The strain of war brings out the worst and the best in those who survive beyond the margins of battle. A self-appointed band of vigilantes takes control of the countryside, menacing the citizens and hunting down deserters, whose numbers swell after the blood-soaked stalemates around Richmond during the autumn of 1864. The war is lost, but it cannot end. Inman faces more danger from the bounty hunters than he ever did from the Union army, and at one point they put him in chains like a runaway slave, the ultimate degradation for a Confederate soldier. The Cold Spring Home Guard crushes an older woman’s hands between fence railings to exact information about her deserter sons. They are no better than the Yankee raiders who expose a sick infant to the cold to force its mother to give them all her hidden food supplies before they rape her.

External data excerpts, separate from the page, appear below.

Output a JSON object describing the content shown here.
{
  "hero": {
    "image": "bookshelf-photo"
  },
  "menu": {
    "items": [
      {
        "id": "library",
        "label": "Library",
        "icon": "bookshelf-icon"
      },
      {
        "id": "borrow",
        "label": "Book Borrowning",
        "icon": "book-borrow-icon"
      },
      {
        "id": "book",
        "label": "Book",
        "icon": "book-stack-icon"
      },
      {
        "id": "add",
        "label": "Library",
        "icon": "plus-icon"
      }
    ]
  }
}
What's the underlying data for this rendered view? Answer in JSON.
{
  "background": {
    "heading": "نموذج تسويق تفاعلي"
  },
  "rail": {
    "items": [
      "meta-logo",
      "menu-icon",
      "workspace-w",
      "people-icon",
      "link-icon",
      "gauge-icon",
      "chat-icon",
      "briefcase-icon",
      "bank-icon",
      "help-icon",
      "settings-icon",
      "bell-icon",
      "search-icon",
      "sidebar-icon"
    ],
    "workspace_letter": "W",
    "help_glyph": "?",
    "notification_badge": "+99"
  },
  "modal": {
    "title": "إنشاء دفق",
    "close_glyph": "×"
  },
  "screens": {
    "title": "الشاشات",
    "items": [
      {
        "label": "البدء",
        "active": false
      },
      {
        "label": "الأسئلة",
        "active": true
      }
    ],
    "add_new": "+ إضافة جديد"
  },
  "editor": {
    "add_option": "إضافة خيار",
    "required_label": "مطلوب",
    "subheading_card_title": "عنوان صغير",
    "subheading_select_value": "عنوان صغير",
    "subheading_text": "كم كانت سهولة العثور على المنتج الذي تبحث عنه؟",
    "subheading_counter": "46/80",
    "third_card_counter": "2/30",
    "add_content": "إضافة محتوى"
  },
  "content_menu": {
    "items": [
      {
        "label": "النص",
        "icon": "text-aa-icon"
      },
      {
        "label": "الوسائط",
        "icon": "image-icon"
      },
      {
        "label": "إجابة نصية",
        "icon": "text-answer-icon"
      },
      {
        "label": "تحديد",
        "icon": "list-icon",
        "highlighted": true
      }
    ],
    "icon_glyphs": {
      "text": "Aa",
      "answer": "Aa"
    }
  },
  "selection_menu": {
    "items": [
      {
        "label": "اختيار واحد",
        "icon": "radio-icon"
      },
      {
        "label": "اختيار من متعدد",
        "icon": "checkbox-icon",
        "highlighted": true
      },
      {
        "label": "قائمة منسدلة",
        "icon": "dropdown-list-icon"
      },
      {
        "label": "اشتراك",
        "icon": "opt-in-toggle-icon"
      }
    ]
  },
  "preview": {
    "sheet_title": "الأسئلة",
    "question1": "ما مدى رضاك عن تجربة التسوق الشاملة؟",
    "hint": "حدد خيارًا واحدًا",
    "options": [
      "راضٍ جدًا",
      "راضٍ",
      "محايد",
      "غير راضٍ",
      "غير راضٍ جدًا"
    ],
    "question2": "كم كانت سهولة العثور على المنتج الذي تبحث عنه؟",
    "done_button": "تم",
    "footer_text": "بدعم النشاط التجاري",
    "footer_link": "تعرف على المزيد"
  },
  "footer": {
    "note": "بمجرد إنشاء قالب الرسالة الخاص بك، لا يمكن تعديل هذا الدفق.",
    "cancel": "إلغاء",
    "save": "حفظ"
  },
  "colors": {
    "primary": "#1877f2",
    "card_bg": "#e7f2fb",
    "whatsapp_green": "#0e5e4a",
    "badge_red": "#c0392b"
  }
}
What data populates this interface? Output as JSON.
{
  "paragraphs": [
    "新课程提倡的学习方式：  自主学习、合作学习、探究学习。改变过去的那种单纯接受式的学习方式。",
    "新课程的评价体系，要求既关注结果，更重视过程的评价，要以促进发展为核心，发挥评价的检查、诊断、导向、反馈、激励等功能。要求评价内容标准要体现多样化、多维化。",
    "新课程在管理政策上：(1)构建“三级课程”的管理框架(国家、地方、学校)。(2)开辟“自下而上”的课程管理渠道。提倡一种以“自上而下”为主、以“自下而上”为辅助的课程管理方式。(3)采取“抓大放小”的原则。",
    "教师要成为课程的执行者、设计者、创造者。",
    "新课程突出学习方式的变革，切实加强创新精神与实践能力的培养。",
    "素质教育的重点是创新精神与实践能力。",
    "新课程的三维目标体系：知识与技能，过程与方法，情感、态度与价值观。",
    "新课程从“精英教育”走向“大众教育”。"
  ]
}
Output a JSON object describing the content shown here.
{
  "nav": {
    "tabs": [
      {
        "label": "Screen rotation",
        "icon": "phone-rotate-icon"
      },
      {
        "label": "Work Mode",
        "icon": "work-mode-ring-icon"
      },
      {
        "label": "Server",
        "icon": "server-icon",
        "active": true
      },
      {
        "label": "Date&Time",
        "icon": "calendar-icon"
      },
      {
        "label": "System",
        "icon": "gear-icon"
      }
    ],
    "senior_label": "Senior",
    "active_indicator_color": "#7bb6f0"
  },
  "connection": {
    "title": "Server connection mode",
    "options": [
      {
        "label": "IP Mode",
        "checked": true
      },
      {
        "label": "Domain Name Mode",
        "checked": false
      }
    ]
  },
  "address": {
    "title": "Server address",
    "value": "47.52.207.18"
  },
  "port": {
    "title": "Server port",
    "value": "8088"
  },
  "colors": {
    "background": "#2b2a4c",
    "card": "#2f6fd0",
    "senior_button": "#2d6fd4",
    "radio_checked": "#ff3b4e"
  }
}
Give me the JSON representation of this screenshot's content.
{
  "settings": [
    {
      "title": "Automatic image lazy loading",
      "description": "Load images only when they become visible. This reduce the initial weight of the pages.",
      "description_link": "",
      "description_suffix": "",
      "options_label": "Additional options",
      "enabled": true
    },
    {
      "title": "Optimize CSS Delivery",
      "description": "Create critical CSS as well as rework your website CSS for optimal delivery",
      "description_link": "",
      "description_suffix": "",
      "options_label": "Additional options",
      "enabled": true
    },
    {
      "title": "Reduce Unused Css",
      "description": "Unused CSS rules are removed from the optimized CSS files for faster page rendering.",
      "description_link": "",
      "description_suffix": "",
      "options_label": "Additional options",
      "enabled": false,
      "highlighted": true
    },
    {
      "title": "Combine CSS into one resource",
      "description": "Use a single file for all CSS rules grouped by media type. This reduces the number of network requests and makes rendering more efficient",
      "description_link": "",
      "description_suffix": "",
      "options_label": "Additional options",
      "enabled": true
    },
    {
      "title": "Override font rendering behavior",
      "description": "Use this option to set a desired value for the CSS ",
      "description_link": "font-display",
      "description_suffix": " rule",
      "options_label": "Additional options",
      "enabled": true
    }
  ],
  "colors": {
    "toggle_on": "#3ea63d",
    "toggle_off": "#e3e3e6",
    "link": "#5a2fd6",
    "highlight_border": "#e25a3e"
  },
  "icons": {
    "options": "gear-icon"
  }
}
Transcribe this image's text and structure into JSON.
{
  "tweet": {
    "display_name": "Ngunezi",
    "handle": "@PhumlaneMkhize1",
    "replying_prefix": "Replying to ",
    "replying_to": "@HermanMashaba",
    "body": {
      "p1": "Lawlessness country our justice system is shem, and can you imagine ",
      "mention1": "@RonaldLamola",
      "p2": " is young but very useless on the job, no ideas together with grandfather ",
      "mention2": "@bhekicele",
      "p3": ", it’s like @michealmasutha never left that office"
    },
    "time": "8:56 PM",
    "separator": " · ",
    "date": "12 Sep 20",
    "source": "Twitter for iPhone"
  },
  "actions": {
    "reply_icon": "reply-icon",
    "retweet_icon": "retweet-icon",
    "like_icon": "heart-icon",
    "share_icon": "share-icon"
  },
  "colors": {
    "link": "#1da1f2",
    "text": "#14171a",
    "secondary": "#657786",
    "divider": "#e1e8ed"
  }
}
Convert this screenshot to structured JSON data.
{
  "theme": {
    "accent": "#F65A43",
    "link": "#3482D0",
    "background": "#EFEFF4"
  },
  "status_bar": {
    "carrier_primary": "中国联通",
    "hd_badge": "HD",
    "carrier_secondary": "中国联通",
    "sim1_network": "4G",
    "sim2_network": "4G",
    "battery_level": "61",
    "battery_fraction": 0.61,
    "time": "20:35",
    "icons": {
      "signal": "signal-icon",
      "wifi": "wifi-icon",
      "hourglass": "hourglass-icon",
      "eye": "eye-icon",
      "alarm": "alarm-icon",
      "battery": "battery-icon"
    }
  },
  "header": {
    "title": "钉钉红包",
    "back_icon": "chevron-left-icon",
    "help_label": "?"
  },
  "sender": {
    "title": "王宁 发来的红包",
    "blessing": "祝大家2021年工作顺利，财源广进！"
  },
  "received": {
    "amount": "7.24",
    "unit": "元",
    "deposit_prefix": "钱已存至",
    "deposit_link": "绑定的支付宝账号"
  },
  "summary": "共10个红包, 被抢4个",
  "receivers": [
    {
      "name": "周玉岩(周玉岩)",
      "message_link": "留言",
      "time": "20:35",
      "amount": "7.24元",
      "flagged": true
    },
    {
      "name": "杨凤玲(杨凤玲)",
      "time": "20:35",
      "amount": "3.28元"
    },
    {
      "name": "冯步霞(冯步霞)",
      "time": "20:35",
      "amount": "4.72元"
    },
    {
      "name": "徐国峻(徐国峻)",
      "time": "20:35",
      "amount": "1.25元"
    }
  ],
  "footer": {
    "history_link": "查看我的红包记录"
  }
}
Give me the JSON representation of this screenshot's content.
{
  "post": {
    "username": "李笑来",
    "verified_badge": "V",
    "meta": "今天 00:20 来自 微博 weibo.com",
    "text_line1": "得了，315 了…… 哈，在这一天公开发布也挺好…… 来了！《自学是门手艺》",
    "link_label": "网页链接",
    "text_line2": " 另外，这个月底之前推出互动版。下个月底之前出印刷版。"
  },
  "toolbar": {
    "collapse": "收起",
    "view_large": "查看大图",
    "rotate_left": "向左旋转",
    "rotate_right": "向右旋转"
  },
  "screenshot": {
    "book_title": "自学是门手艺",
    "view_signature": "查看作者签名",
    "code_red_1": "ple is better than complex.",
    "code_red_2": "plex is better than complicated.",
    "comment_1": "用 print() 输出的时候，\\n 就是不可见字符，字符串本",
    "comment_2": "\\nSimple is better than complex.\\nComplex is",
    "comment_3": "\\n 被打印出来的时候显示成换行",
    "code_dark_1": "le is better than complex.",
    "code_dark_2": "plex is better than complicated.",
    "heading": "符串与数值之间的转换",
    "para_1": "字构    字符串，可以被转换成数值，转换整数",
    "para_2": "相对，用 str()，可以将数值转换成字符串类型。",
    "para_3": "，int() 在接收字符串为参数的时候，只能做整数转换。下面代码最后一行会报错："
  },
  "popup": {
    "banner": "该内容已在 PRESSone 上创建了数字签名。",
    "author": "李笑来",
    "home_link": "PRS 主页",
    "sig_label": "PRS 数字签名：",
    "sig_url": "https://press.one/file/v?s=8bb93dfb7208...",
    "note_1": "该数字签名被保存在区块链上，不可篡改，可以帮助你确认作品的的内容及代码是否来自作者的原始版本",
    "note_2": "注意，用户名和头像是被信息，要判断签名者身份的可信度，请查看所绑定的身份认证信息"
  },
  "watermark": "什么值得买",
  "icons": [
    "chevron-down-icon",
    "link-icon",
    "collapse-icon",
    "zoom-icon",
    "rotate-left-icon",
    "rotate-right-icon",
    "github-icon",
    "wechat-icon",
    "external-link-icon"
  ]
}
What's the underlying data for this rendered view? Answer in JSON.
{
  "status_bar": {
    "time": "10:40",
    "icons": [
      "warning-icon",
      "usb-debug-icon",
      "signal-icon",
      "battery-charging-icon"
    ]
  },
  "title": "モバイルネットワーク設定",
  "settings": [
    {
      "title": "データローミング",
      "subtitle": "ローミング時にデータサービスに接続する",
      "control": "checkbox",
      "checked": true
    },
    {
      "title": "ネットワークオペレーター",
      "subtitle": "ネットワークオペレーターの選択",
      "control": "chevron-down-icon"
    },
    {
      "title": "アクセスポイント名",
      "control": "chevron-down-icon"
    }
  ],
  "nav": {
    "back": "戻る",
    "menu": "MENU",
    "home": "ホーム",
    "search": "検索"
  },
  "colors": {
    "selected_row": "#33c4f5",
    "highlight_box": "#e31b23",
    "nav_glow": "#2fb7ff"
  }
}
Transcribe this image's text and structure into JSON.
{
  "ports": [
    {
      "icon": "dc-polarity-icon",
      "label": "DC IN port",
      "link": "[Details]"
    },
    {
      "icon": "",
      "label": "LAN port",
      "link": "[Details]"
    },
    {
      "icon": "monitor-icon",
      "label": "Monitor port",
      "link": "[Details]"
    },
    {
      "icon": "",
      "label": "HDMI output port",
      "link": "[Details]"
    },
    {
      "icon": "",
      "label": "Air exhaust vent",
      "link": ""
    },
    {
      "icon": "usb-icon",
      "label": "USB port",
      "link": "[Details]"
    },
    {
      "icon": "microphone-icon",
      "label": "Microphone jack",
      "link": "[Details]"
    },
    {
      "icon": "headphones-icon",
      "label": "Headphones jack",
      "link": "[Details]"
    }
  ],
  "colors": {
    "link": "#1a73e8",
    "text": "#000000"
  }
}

While war brutalizes the men, it ennobles the women. Ada arrived in town a misfit, which Minghella establishes by having her ride to her father’s house, facing backward and playing a piano placed sideways across the wagon. It is a surreal image worthy of Fellini, but it provides a perfect image of her dislocation. With Inman away at war and her father dead, Ada sheds her delicate Charleston ways, sells the piano, puts on boots and trousers and learns to run her farm with the help of Ruby (Renée Zellweger), a dynamo who provides both common sense and know-how. She will work like a slave, but as she makes clear from their first meeting, she will not be treated like one. She provides humor in an overly solemn film, but she is not a clown. To Ada, an ill-tempered rooster is a menace; to Ruby, he’s dinner.

Both book and film end with an epilogue, set in 1874, nine years after the war. Ada hosts an outdoor meal for the survivors. Frazier sets the scene in October, a time of harvest after the toil of planting and reaping; Minghella makes it an Easter dinner, a celebration of the new life that rises from death. Both make it a happy ending, a Hollywood ending to a mythical story. It’s too bad that history couldn’t have resolved the plot as quickly as the myth.